Kvedar: Mobile mood trackers are promising mHealth trend

Mood tracking apps could be the next phase of "self-health" mobile technologies, according to a blog post by Joseph Kvedar, M.D., founder and director of Partners HealthCare's Center for Connected Health.

"Up until now we've thought about tracking mainly vital signs [heart rate, blood pressure, weight, blood glucose] and more recently activity, via the myriad of devices for this purpose," writes Kvedar, who also is a member of the FierceHealthIT Editorial Advisory Board. "We need to expand tracking beyond vital signs and start to collect data that provides further context for your state of health. ... Just think of how much more powerful it will be for your primary care doctor to not only know your blood pressure and activity level, but your mood and state of motivation."
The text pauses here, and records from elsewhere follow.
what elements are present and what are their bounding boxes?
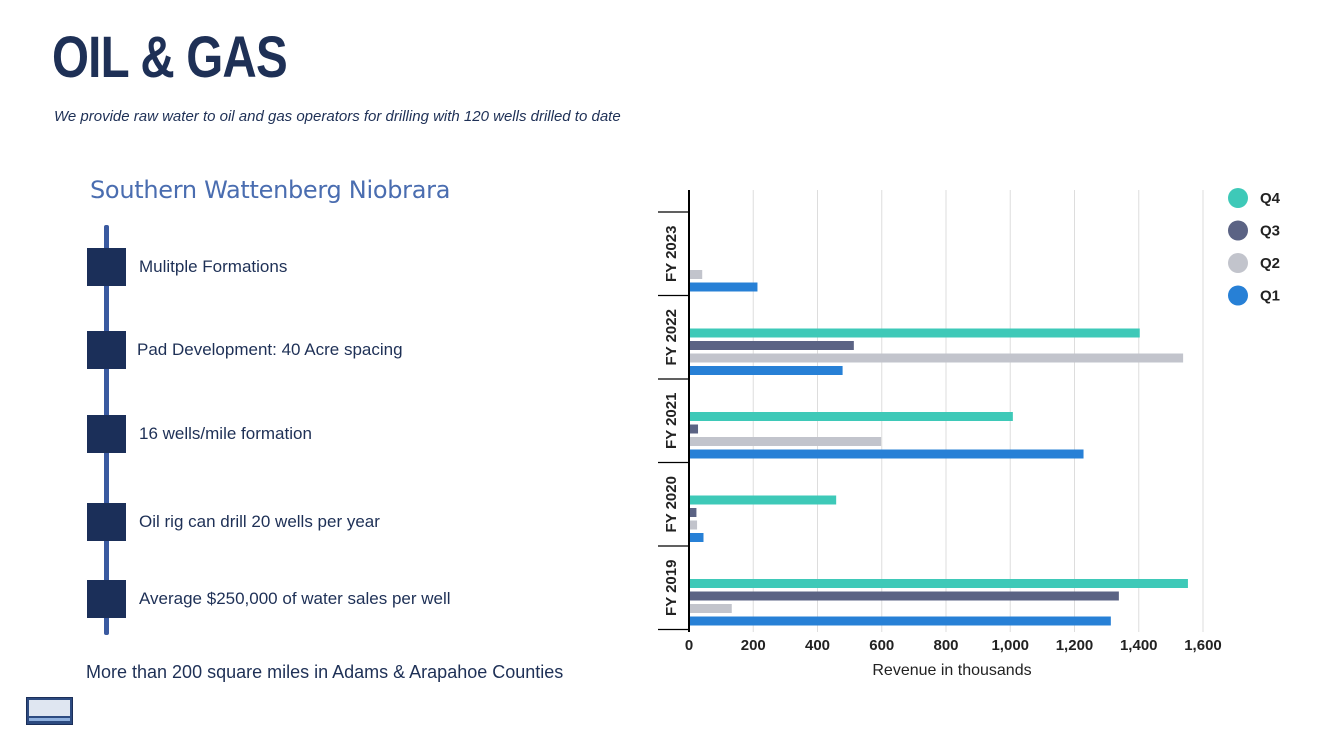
- timeline-marker: [87, 331, 126, 369]
- timeline-item-label: Pad Development: 40 Acre spacing: [137, 340, 403, 359]
- bar-q4-fy-2020: [690, 495, 837, 505]
- legend-label-q4: Q4: [1260, 190, 1281, 207]
- legend-label-q2: Q2: [1260, 255, 1280, 272]
- legend-swatch-q2: [1228, 253, 1248, 273]
- bar-q2-fy-2023: [690, 270, 703, 279]
- timeline-item-label: Average $250,000 of water sales per well: [139, 589, 451, 608]
- x-tick-label: 1,000: [991, 637, 1029, 654]
- timeline-marker: [87, 415, 126, 453]
- x-tick-label: 1,400: [1120, 637, 1158, 654]
- bar-q1-fy-2022: [690, 366, 843, 375]
- timeline-item-label: 16 wells/mile formation: [139, 424, 312, 443]
- bar-q3-fy-2019: [690, 591, 1119, 601]
- company-logo: [26, 697, 73, 725]
- legend-label-q3: Q3: [1260, 223, 1280, 240]
- x-tick-label: 0: [685, 637, 693, 654]
- x-tick-label: 800: [933, 637, 958, 654]
- x-axis-title: Revenue in thousands: [872, 662, 1031, 679]
- legend-swatch-q1: [1228, 285, 1248, 306]
- bar-q3-fy-2021: [690, 424, 699, 434]
- x-tick-label: 400: [805, 637, 830, 654]
- bar-q3-fy-2022: [690, 341, 854, 350]
- category-label: FY 2023: [663, 226, 680, 282]
- bar-q2-fy-2021: [690, 437, 882, 446]
- bar-q3-fy-2020: [690, 508, 697, 517]
- category-label: FY 2022: [663, 309, 680, 365]
- bar-q2-fy-2022: [690, 353, 1184, 363]
- section-title: Southern Wattenberg Niobrara: [90, 176, 451, 204]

In October, Partners HealthCare's Center for Connected Health announced the launch of Wellocracy, an online guide to help consumers use mHealth applications such as mobile mood apps that track a person's emotions or happiness throughout the day. "The app prompts you to indicate your feelings and other elements that may be influencing your mood such as what you are doing, who you are with and where you are," states the Wellocracy website, which includes a Mobile Mood Apps Chart that compares trackers. "Over time you can begin to see how certain elements in your life affect your mood positively or negatively."

While the mood trackers currently available are "pretty primitive at the moment," Kvedar argues that one app in particular, Emotion Sense, allows a person to enter their mood and also track frequency of phone calls, texts, and other smartphone activity to correlate with their own data entry, growing "smarter" and predicting a person's mood from associate data. Another firm, he says--Ginger.io--is working on software that can monitor an individual's mobile activities and infer their state of wellness. The company's initial effort centers around depression, but they will go beyond that, he writes.   

"Emotion Sense and Ginger.io represent the exciting trend in mood tracking, moving as we did in physiologic tracking from active data input to passive 'wear and forget' tracking," Kvedar says. "This type of analysis, combined with physiologic tracking, should lead to very insightful snapshots of your health without you having to enter anything."

Mood trackers "have a few iterations to go before they get really good" and "then we have to develop the analytics to merge their data with physiologic data," he asserts. "Finally, it would be really handy to get an analysis of an individual's state of motivation," which he points out is slightly different than mood.  

"We've found motivation or readiness to change to be really important in targeting messages to chronically ill individuals to help them improve their health," Kvedar adds. "Right now all we can do is ask. It'd be great to infer motivational state from mobile phone data."

Earlier this year, the U.S. Department of Defense added new features to its smartphone app designed to monitor a soldier's long-term emotional health. The mobile app, called the T2 Mood Tracker, enables users to send their personal information to their home computers and to share it with their healthcare providers.

The app, which is used in conjunction with therapy, records a range of emotions for anxiety, depression, head injury, stress, post-traumatic stress and a user's general well-being. The data, which is saved in a graphical or spreadsheet format, is then transferred via e-mail or other wireless connection to a patient's therapist.